Was man als Mechatroniker für Kältetechnik verdient

Monats- und Jahresbrutto nach Erfahrungsstufe, bundesweit
Erfahrung Von Median Bis Jahresbrutto Verhältnis
Berufseinstieg 2.900 € 3.200 € 3.600 € 38.400 €
Mit Berufserfahrung 3.400 € 3.900 € 4.400 € 46.800 €
Mit langjähriger Erfahrung 4.100 € 4.700 € 5.400 € 56.400 €

Das Niveau liegt über dem der benachbarten Gebäudetechnikberufe, weil die Sachkunde gesetzlich verlangt wird und die Zahl der Fachkräfte klein ist. Innerhalb der Spanne entscheiden Branche und Einsatzart: Industrie- und Rechenzentrumskälte zahlt über dem Ladenbau, und Betriebe mit weiträumigem Servicegebiet zahlen Reisezeit und Auslöse zusätzlich. Rufbereitschaft und Notdienst sind in diesem Gewerk die Regel und schlagen im Monat deutlich zu Buche. Die Werte beschreiben das Grundgehalt ohne diese Zuschläge.

Die Werte sind Orientierungswerte und keine amtliche Statistik. Sie sind aus öffentlich verfügbaren Erhebungen, Tarifwerken und Stellenanzeigen abgeleitet und auf volle Euro gerundet. Im Einzelfall entscheiden Betrieb, Tarifbindung, Region, Qualifikation und Verhandlung – die Abweichung nach oben wie nach unten kann erheblich sein.

Das Jahresbrutto ist das 12-fache des Monatswertes. Urlaubs- und Weihnachtsgeld sind nicht enthalten, weil sie sich von Branche zu Branche unterscheiden.

Gehalt nach Bundesland

Das Berufsbild

Was macht ein Mechatroniker für Kältetechnik?

Er baut und betreut Anlagen, die Wärme dorthin bringen, wo sie nicht stört. Das reicht von der Kühlzelle des Metzgers über die Kühlmöbel eines Supermarkts und die Klimatisierung von Rechenzentren und Operationssälen bis zur Prozesskälte in der Industrie und zu Wärmepumpen, die technisch dieselbe Maschine sind, nur andersherum betrachtet.
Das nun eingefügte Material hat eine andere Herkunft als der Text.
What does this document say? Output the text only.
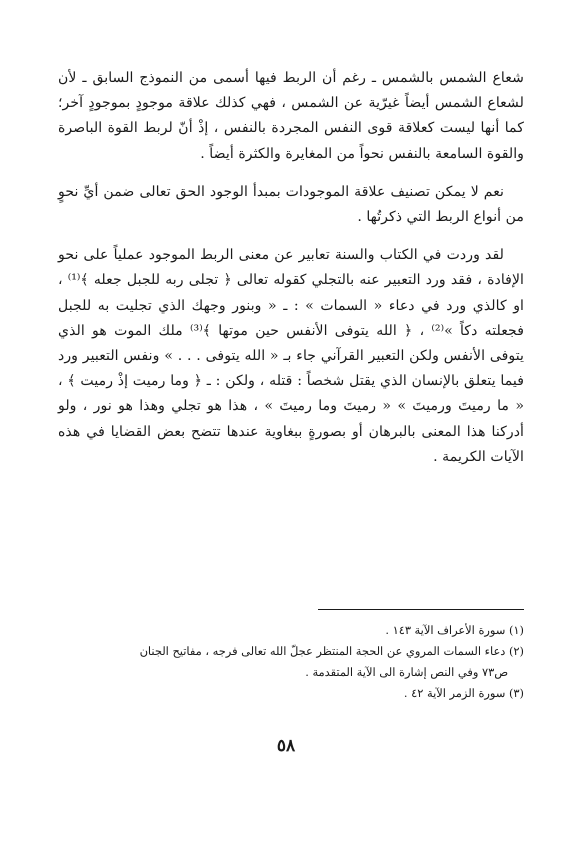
شعاع الشمس بالشمس ـ رغم أن الربط فيها أسمى من النموذج السابق ـ لأن لشعاع الشمس أيضاً غيرّية عن الشمس ، فهي كذلك علاقة موجودٍ بموجودٍ آخر؛ كما أنها ليست كعلاقة قوى النفس المجردة بالنفس ، إذْ أنّ لربط القوة الباصرة والقوة السامعة بالنفس نحواً من المغايرة والكثرة أيضاً .

نعم لا يمكن تصنيف علاقة الموجودات بمبدأ الوجود الحق تعالى ضمن أيِّ نحوٍ من أنواع الربط التي ذكرتُها .

لقد وردت في الكتاب والسنة تعابير عن معنى الربط الموجود عملياً على نحو الإفادة ، فقد ورد التعبير عنه بالتجلي كقوله تعالى ﴿ تجلى ربه للجبل جعله ﴾⁽¹⁾ ، او كالذي ورد في دعاء « السمات » : ـ « وبنور وجهك الذي تجليت به للجبل فجعلته دكاً »⁽²⁾ ، ﴿ الله يتوفى الأنفس حين موتها ﴾⁽³⁾ ملك الموت هو الذي يتوفى الأنفس ولكن التعبير القرآني جاء بـ « الله يتوفى . . . » ونفس التعبير ورد فيما يتعلق بالإنسان الذي يقتل شخصاً : قتله ، ولكن : ـ ﴿ وما رميت إذْ رميت ﴾ ، « ما رميتَ ورميتَ » « رميتَ وما رميتَ » ، هذا هو تجلي وهذا هو نور ، ولو أدركنا هذا المعنى بالبرهان أو بصورةٍ ببغاوية عندها تتضح بعض القضايا في هذه الآيات الكريمة .

(١) سورة الأعراف الآية ١٤٣ .

(٢) دعاء السمات المروي عن الحجة المنتظر عجلّ الله تعالى فرجه ، مفاتيح الجنان

ص٧٣ وفي النص إشارة الى الآية المتقدمة .

(٣) سورة الزمر الآية ٤٢ .

٥٨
Die amtliche Bezeichnung des Ausbildungsberufs lautet seit der geltenden Verordnung Mechatroniker für Kältetechnik; das Gewerbe der Anlage A der Handwerksordnung heißt dagegen weiterhin Kälteanlagenbauer, weshalb beide Wörter in Anzeigen nebeneinander vorkommen und dieselbe Fachkraft meinen.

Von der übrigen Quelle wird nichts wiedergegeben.